Dengan kecepatannya yang luar biasa, Randika segera mengelak dan melempar pistol palsunya itu. Teralihkan perhatiannya, Randika segera berubah menjadi bayangan dan melesat ke arah perampok itu. Tangan kanannya memiliki momentum kecepatan sehingga sekali pukul saja sudah berhasil membuat perampok itu pingsan.

Keempat perampok lainnya hanya bisa melihat sosok Randika berada di atas tubuh kawan mereka yang pingsan dan sedang membidik mereka dengan pistol asli.

"Dari lima orang, seharusnya satu adalah pistol yang asli." Kata Randika dengan santai.

Salah satu perampok merasa panik dan menyandera salah satu orang, berusaha menutupi laju tembakkan Randika. Namun dalam sekejap Randika berhasil menembak pergelangan tangannya.

"Ah!"

Ringkikan kesakitan terdengar dan ketiga perampok lainnya tidak berani bertindak macam-macam.

Randika segera menghampiri mereka semua dan memukul mereka hingga pingsan.

"Ikat mereka dan serahkan mereka ke pihak berwenang." Setelah memastikan semua aman, Randika memutuskan untuk kembali tidur.

Semua orang yang ada di dalam bus tercengang. Dewi melihat Randika dengan mata yang terkagum-kagum. Bagaimana mungkin orang biasa sepertinya bisa begitu kuat dan berani?

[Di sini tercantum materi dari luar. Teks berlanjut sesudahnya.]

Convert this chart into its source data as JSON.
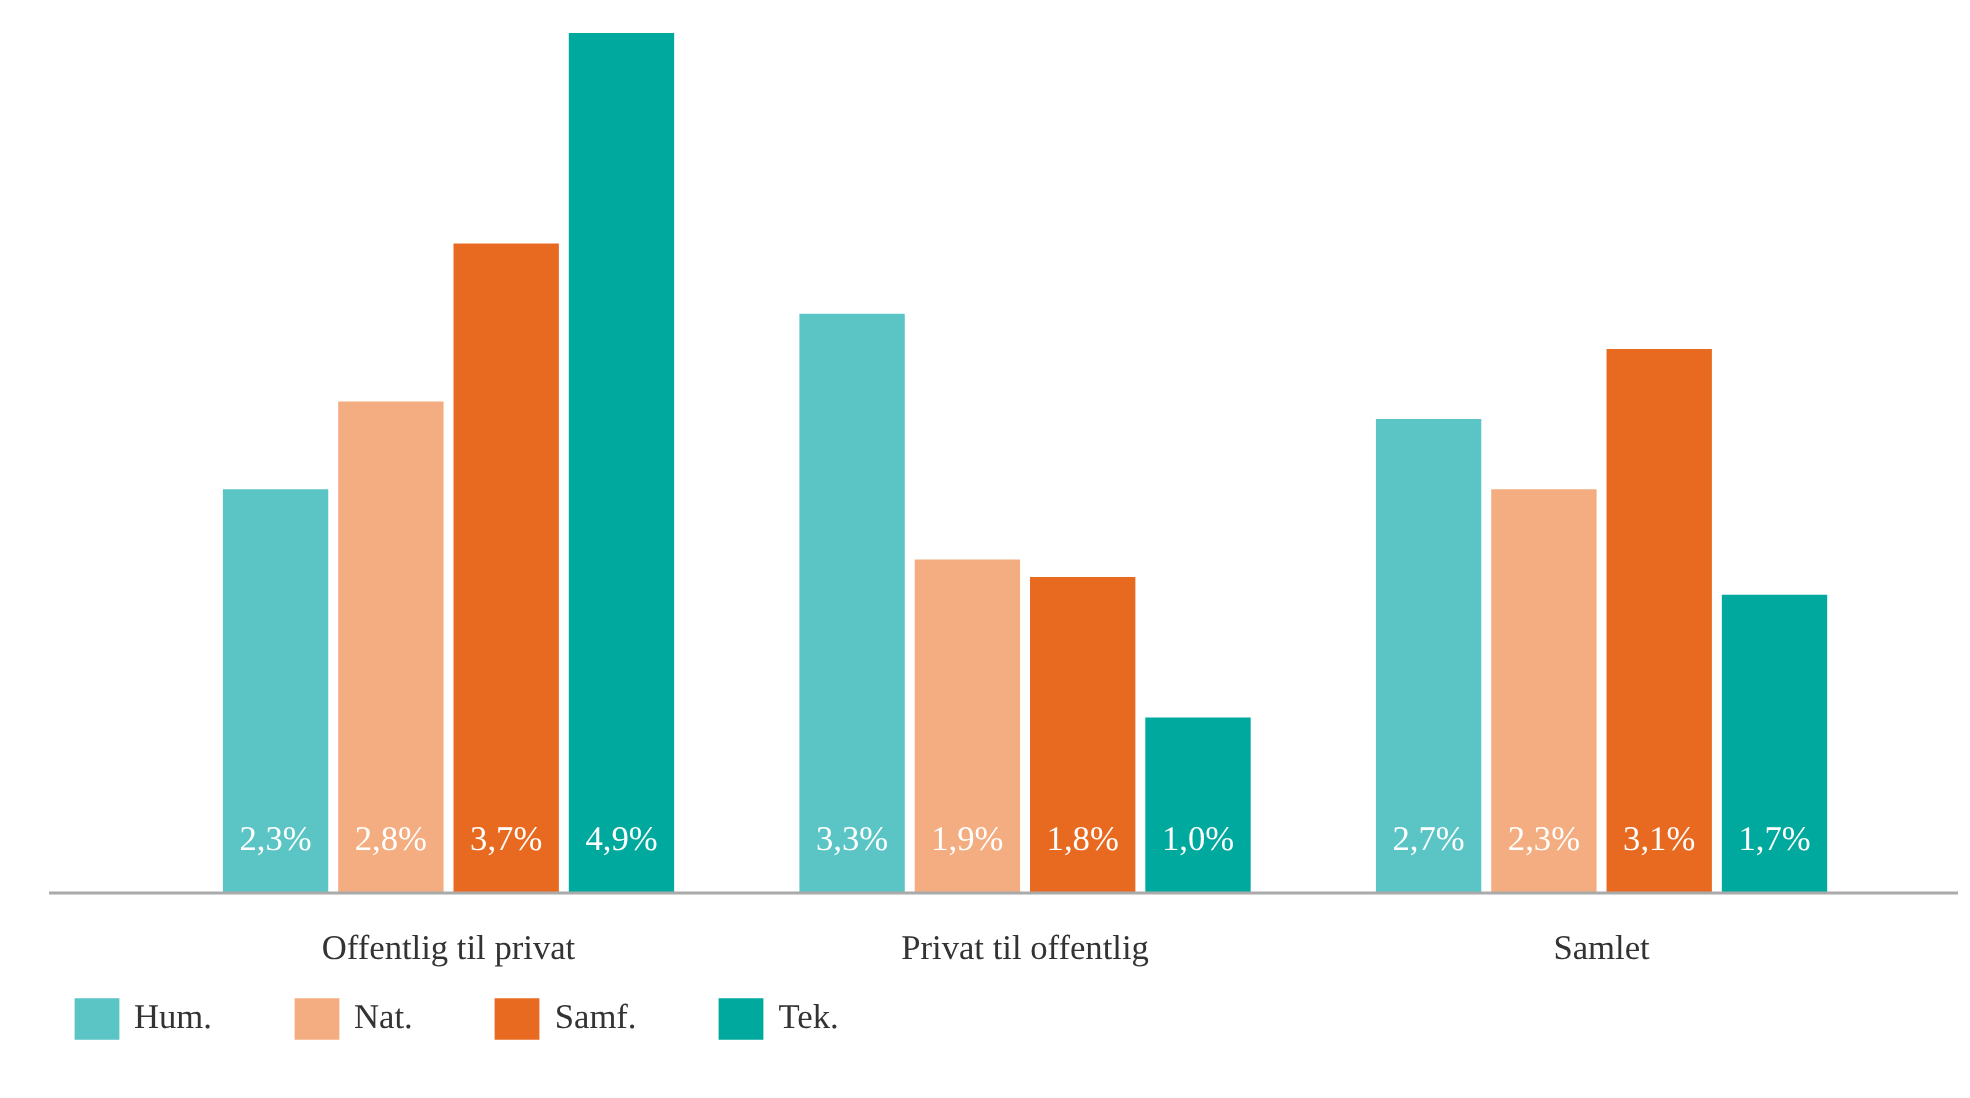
{
  "chart_data": {
    "type": "bar",
    "categories": [
      "Offentlig til privat",
      "Privat til offentlig",
      "Samlet"
    ],
    "series": [
      {
        "name": "Hum.",
        "color": "#5bc5c6",
        "values": [
          2.3,
          3.3,
          2.7
        ],
        "value_labels": [
          "2,3%",
          "3,3%",
          "2,7%"
        ]
      },
      {
        "name": "Nat.",
        "color": "#f4ad80",
        "values": [
          2.8,
          1.9,
          2.3
        ],
        "value_labels": [
          "2,8%",
          "1,9%",
          "2,3%"
        ]
      },
      {
        "name": "Samf.",
        "color": "#e86a20",
        "values": [
          3.7,
          1.8,
          3.1
        ],
        "value_labels": [
          "3,7%",
          "1,8%",
          "3,1%"
        ]
      },
      {
        "name": "Tek.",
        "color": "#00a99d",
        "values": [
          4.9,
          1.0,
          1.7
        ],
        "value_labels": [
          "4,9%",
          "1,0%",
          "1,7%"
        ]
      }
    ],
    "legend": "bottom left"
  }
}
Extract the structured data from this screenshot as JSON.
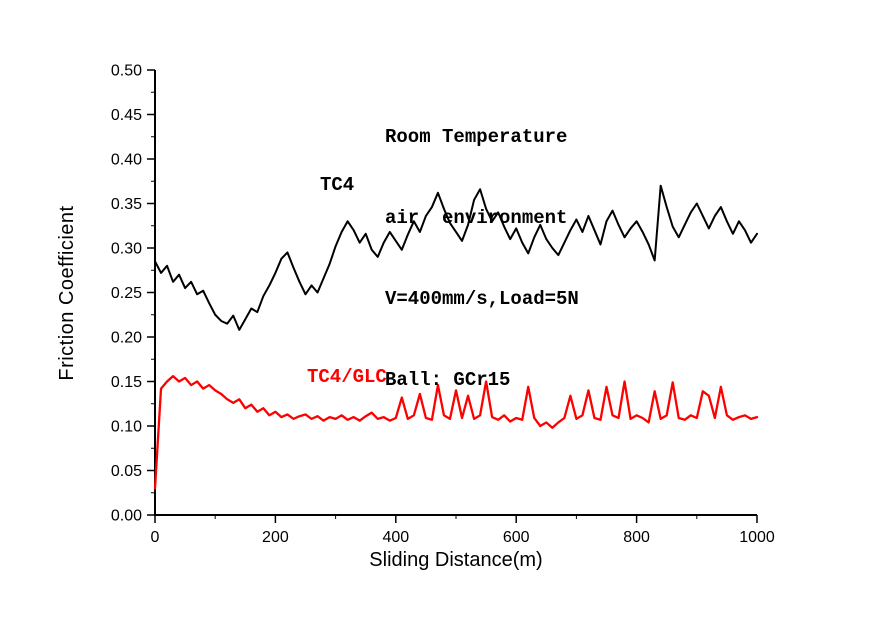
{
  "chart_data": {
    "type": "line",
    "title": "",
    "xlabel": "Sliding Distance(m)",
    "ylabel": "Friction Coefficient",
    "xlim": [
      0,
      1000
    ],
    "ylim": [
      0,
      0.5
    ],
    "grid": false,
    "legend": "inline-labels",
    "x_ticks": [
      0,
      200,
      400,
      600,
      800,
      1000
    ],
    "x_tick_labels": [
      "0",
      "200",
      "400",
      "600",
      "800",
      "1000"
    ],
    "x_minor_step": 100,
    "y_ticks": [
      0,
      0.05,
      0.1,
      0.15,
      0.2,
      0.25,
      0.3,
      0.35,
      0.4,
      0.45,
      0.5
    ],
    "y_tick_labels": [
      "0.00",
      "0.05",
      "0.10",
      "0.15",
      "0.20",
      "0.25",
      "0.30",
      "0.35",
      "0.40",
      "0.45",
      "0.50"
    ],
    "y_minor_step": 0.025,
    "annotations": [
      "Room Temperature",
      "air  environment",
      "V=400mm/s,Load=5N",
      "Ball: GCr15"
    ],
    "series": [
      {
        "name": "TC4",
        "color": "#000000",
        "stroke_width": 2,
        "x_start": 0,
        "x_step": 10,
        "values": [
          0.285,
          0.272,
          0.28,
          0.262,
          0.27,
          0.255,
          0.262,
          0.248,
          0.252,
          0.238,
          0.225,
          0.218,
          0.215,
          0.224,
          0.208,
          0.22,
          0.232,
          0.228,
          0.246,
          0.258,
          0.272,
          0.288,
          0.295,
          0.278,
          0.262,
          0.248,
          0.258,
          0.25,
          0.266,
          0.282,
          0.302,
          0.318,
          0.33,
          0.32,
          0.306,
          0.316,
          0.298,
          0.29,
          0.306,
          0.318,
          0.308,
          0.298,
          0.315,
          0.33,
          0.318,
          0.336,
          0.346,
          0.362,
          0.344,
          0.328,
          0.318,
          0.308,
          0.326,
          0.354,
          0.366,
          0.344,
          0.33,
          0.34,
          0.324,
          0.31,
          0.322,
          0.306,
          0.294,
          0.312,
          0.326,
          0.31,
          0.3,
          0.292,
          0.306,
          0.32,
          0.332,
          0.318,
          0.336,
          0.32,
          0.304,
          0.33,
          0.342,
          0.326,
          0.312,
          0.322,
          0.33,
          0.318,
          0.304,
          0.286,
          0.37,
          0.346,
          0.324,
          0.312,
          0.326,
          0.34,
          0.35,
          0.336,
          0.322,
          0.336,
          0.346,
          0.33,
          0.316,
          0.33,
          0.32,
          0.306,
          0.316
        ]
      },
      {
        "name": "TC4/GLC",
        "color": "#ff0000",
        "stroke_width": 2.3,
        "x_start": 0,
        "x_step": 10,
        "values": [
          0.03,
          0.142,
          0.15,
          0.156,
          0.15,
          0.154,
          0.146,
          0.15,
          0.142,
          0.146,
          0.14,
          0.136,
          0.13,
          0.126,
          0.13,
          0.12,
          0.124,
          0.116,
          0.12,
          0.112,
          0.116,
          0.11,
          0.113,
          0.108,
          0.111,
          0.113,
          0.108,
          0.111,
          0.106,
          0.11,
          0.108,
          0.112,
          0.107,
          0.11,
          0.106,
          0.111,
          0.115,
          0.108,
          0.11,
          0.106,
          0.109,
          0.132,
          0.108,
          0.112,
          0.136,
          0.109,
          0.107,
          0.146,
          0.112,
          0.108,
          0.14,
          0.109,
          0.134,
          0.108,
          0.112,
          0.15,
          0.11,
          0.107,
          0.112,
          0.105,
          0.109,
          0.107,
          0.144,
          0.109,
          0.1,
          0.104,
          0.098,
          0.104,
          0.109,
          0.134,
          0.108,
          0.112,
          0.14,
          0.109,
          0.107,
          0.144,
          0.112,
          0.109,
          0.15,
          0.108,
          0.112,
          0.109,
          0.104,
          0.139,
          0.108,
          0.112,
          0.149,
          0.109,
          0.107,
          0.112,
          0.109,
          0.139,
          0.134,
          0.109,
          0.144,
          0.112,
          0.107,
          0.11,
          0.112,
          0.108,
          0.11
        ]
      }
    ]
  }
}
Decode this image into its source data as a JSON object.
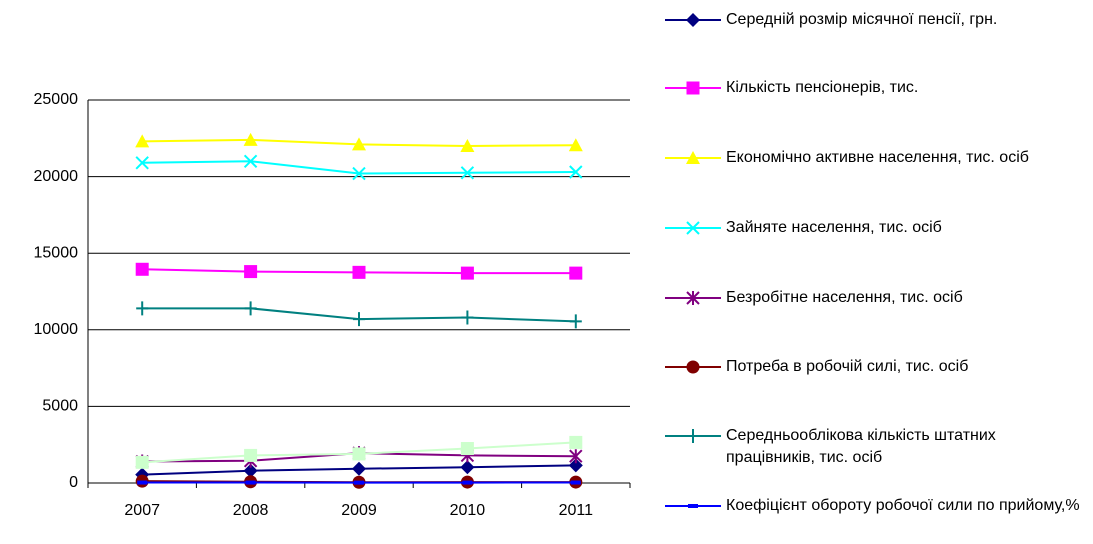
{
  "chart_data": {
    "type": "line",
    "categories": [
      "2007",
      "2008",
      "2009",
      "2010",
      "2011"
    ],
    "ylim": [
      0,
      25000
    ],
    "yticks": [
      0,
      5000,
      10000,
      15000,
      20000,
      25000
    ],
    "grid": true,
    "series": [
      {
        "name": "Середній розмір місячної пенсії, грн.",
        "color": "#000080",
        "marker": "diamond",
        "values": [
          550,
          800,
          930,
          1030,
          1150
        ]
      },
      {
        "name": "Кількість пенсіонерів, тис.",
        "color": "#ff00ff",
        "marker": "square",
        "values": [
          13950,
          13800,
          13750,
          13700,
          13700
        ]
      },
      {
        "name": "Економічно активне населення, тис. осіб",
        "color": "#ffff00",
        "marker": "triangle",
        "values": [
          22300,
          22400,
          22100,
          22000,
          22050
        ]
      },
      {
        "name": "Зайняте населення, тис. осіб",
        "color": "#00ffff",
        "marker": "x",
        "values": [
          20900,
          21000,
          20200,
          20250,
          20300
        ]
      },
      {
        "name": "Безробітне населення, тис. осіб",
        "color": "#800080",
        "marker": "star",
        "values": [
          1400,
          1450,
          1950,
          1800,
          1750
        ]
      },
      {
        "name": "Потреба в робочій силі, тис. осіб",
        "color": "#800000",
        "marker": "circle",
        "values": [
          120,
          80,
          50,
          60,
          60
        ]
      },
      {
        "name": "Середньооблікова кількість штатних працівників, тис. осіб",
        "color": "#008080",
        "marker": "plus",
        "values": [
          11400,
          11400,
          10700,
          10800,
          10550
        ]
      },
      {
        "name": "Коефіцієнт обороту робочої сили по прийому,%",
        "color": "#0000ff",
        "marker": "dash",
        "values": [
          30,
          30,
          25,
          28,
          30
        ]
      },
      {
        "color": "#ccffcc",
        "marker": "square",
        "values": [
          1350,
          1800,
          1900,
          2250,
          2650
        ]
      }
    ]
  }
}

Dia merasa malu karena sudah mengejeknya sebelumnya. Orang ini telah melumpuhkan para penjahat dengan tangan kosongnya. Bisa dipastikan kalau dia menginginkannya, dia bisa membunuh mereka kapan saja.

Para perempuan lainnya juga memandang Randika dengan tatapan penuh syukur. Kalau bukan karena Randika, mungkin mereka sudah tidak akan pernah melihat keluarga mereka lagi.

Meskipun mereka sempat mengejek Randika sebelumnya, Randika masih mau menyelamatkan mereka. Sungguh dermawan sekali.

Tatapan mata Dewi benar-benar tidak bisa lepas dari Randika. Dia tidak bisa menahan dirinya untuk bertanya, "Terima kasih atas pertolonganmu. Bolehkah aku tahu siapa namamu?"

"Tidak perlu berterima kasih padaku." Randika masih menutup matanya. "Namaku Agus."